A renegociação abrange dívidas contraídas até 31 de janeiro de 2026, com atraso superior a 90 dias e até dois anos de inadimplência. A nova operação terá juros limitados a 1,99% ao mês, parcelamento em até 48 meses e teto de R$ 15 mil por pessoa, por instituição, após o desconto.
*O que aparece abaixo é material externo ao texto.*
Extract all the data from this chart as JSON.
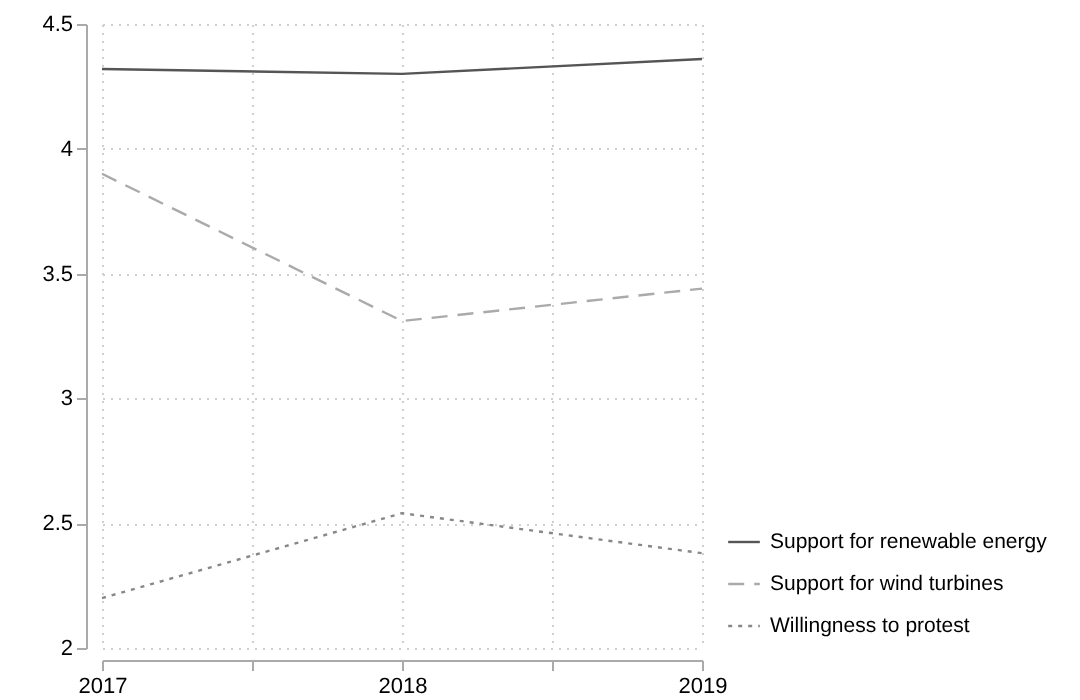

Os bancos operam as renegociações em seus canais e são responsáveis pela oferta prática das condições anunciadas.

Do ponto de vista fiscal, o programa usa R$ 2 bilhões já disponíveis no Fundo Garantidor de Operações (FGO) como garantia inicial e prevê autorização para aporte público adicional de até R$ 5 bilhões, caso seja necessário; o Executivo também cita uso de recursos 'esquecidos' em bancos. Trata-se, portanto, de uma intervenção que transfere risco privado ao espaço público em cenário de fragilidade do consumo — elemento que acende alerta sobre custo político e fiscal caso a adesão e a inadimplência não evoluam conforme o previsto.
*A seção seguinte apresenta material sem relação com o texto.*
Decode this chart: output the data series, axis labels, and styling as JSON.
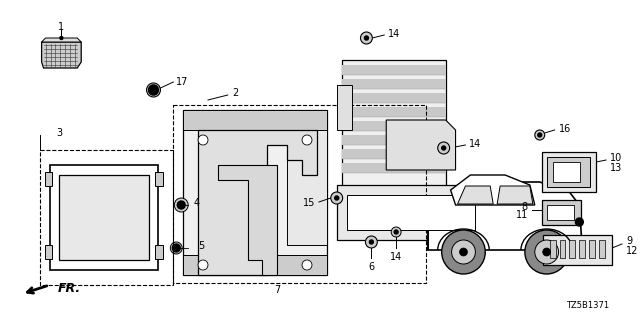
{
  "background_color": "#ffffff",
  "diagram_id": "TZ5B1371",
  "fr_label": "FR.",
  "fig_width": 6.4,
  "fig_height": 3.2,
  "dpi": 100
}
Há medidas complementares: possibilidade de uso de até 20% do saldo líquido do FGTS para amortizar a nova dívida, perdão automático de dívidas inferiores a R$ 100 por parte dos bancos e exigência de que eles destinem parcela à educação financeira. Para o governo, o objetivo é limpar nomes e recompor oferta de crédito; para a oposição e para o mercado, o desafio será avaliar se o instrumento reduz o endividamento estrutural sem criar passivos fiscais maiores.